What I emphatically do not miss is being 200 of those miles in particular from one person in particular, who has stopped the worst of this from being crushing. I thought there might be some romance to parting and reuniting that would be subject to nostalgia but on that count my eyes are dry.

It’s 3 am and there’s no real reason to go to bed except perhaps to stop writing this dirge. I won’t say “things will get better” because really who knows? Things will change, though. You always ask: is this the moment when despair (or something a little less dramatic–there’s a word in Russian) motivates some change of course clever/lucky enough to stanch the losing?

    12 responses to “Three months”

    1. T-Mo says:

      I’m not sure what to say except thanks for writing this post. Coming up with some sort of cheer-up-Charlie-just-be-glad-you’re-you response won’t help, I know. Pretty much everyone who reads this has been in your situation — deeply at odds with a new stage of life and feeling incredibly vulnerable — at some point, and it totally and completely sucks.

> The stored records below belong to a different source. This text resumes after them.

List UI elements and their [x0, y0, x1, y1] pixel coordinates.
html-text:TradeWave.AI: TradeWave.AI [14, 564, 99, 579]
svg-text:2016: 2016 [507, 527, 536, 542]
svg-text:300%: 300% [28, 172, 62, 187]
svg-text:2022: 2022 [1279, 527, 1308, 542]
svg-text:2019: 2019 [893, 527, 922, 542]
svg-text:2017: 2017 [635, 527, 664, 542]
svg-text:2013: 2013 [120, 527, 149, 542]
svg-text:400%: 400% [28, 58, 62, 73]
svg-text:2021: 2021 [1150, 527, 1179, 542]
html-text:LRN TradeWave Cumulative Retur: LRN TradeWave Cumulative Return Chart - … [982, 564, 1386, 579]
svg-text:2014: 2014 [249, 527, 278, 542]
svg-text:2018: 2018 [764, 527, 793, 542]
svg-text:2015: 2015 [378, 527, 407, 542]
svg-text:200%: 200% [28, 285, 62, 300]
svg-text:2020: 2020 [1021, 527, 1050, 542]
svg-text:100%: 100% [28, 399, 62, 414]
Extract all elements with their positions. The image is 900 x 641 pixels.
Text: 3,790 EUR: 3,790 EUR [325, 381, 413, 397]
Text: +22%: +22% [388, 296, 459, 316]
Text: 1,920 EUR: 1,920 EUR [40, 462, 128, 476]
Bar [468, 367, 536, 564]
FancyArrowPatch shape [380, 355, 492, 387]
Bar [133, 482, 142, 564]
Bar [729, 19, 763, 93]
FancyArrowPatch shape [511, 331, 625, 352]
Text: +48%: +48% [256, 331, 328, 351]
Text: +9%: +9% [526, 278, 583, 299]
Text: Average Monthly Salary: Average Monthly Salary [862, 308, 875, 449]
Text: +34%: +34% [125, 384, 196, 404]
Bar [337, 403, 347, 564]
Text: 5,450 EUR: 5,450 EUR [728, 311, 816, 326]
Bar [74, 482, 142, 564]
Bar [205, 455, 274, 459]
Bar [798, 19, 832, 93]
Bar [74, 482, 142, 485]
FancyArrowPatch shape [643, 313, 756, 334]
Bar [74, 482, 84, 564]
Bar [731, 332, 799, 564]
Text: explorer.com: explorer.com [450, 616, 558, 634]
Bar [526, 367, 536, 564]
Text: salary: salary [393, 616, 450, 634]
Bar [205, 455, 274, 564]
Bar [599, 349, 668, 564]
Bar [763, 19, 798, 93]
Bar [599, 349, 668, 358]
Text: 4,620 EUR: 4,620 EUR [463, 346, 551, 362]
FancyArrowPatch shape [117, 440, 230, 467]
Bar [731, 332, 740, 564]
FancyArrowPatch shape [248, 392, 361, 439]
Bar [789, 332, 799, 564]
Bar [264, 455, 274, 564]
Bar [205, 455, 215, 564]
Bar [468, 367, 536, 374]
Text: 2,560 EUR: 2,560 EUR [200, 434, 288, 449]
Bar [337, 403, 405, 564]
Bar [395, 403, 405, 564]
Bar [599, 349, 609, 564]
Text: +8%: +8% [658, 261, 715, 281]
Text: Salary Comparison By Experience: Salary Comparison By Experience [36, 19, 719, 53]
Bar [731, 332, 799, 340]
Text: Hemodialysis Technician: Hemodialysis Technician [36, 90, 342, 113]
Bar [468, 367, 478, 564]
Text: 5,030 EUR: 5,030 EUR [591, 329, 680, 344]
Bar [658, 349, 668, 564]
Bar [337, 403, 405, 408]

    2. Mister Smearcase says:

      I am cheered up slightly by the awfulness of that song! And thank you–it’s true that there’s not much to say to someone in this idiotic situation, but the sympathy does make it suck less.

    3. T-Mo says:

      That song is just the worst, and absolutely the low point of the movie. I remember twisting and turning in my seat during that part when I first saw it as a kid. Otherwise, it’s an amazing movie, and the rest of the songs are really great. I recommend it. It starts slowly, but once it gets going it really goes.

    4. LP says:

      Cheer Up Charlie is an atrocious song, but seriously, that kid needed some cheering up. There were four adults sleeping in one bed, and his grandfather hadn’t walked in years but suddenly found mobility once Charlie won a ticket to the chocolate factory. That is some bullshit parenting, right there.

    5. LP says:

      Because I am a pollyanna, I will note that your situation is far preferable to that of dear ol’ Charlie. And things turned out okay for him, right? The solution is clear: eat more chocolate.

      PS: Cannot wait to see you and your gentleman friend.

    6. Mister Smearcase says:

      They were showing the movie at the Paramount but it turned out Dave and I both find it more creepy than fun so we skipped it.

      So, this entry. I wrote it in the middle of the night, which is never the best idea. I find it a little embarrassing and will probably make it vanish into the ether in the next day or two.

    7. swells says:

      Please, no. This kind of writing is what I miss most about TGW. It’s a selfish request, of course. If it will help to cheer you to disappear it, then hit the button, but concretizing this moment of your reality (and sharing it with people who sympathize and empathize) seems pretty darn valid and even, dare I say, pro-active. Plus we (the royal we in TGW reader land) can’t get enough of your voice.

    8. T-Mo says:

      Hear hear! I agree with Swells. I’m not much of a journal writer (not at all, in fact), but there have been times in my life when I’ve been brought so low that I needed to write down what I was thinking and feeling in order to express and, yes, concretize the moment. Occasionally, when I happen upon these pieces, I re-read them and am glad that I wrote them.

    9. GF says:

      It’s just so Let Me Show You My LiveJournal when you’re the only one doing it. I dunno. I’ll mopily think on it.

    10. LP says:

      What Swells and T-Mo said! We’ve all spilled our guts on these virtual pages at one time or another, often about the very same feelings you’ve expressed in this post. You just happen to express them better than most of us.

    11. Bryan says:

      “The woman who comes out onto the street on the hour, all night, to smoke in her housecoat and cough is doing those things outside the window.”

      Probably the best sentence I’ve read this week. Love this post. Also especially love the line about George Saunders. And the LED fireflies.

      Hey there from Beirut, y’all.

    12. Josh K-sky says:

      One more vote against memory-holing, one vote in favor of cheering up charlie swinging down to LA. And more sympathy, and no advice. I wonder for myself whether the only way out is through, or if edge skirting is a viable course.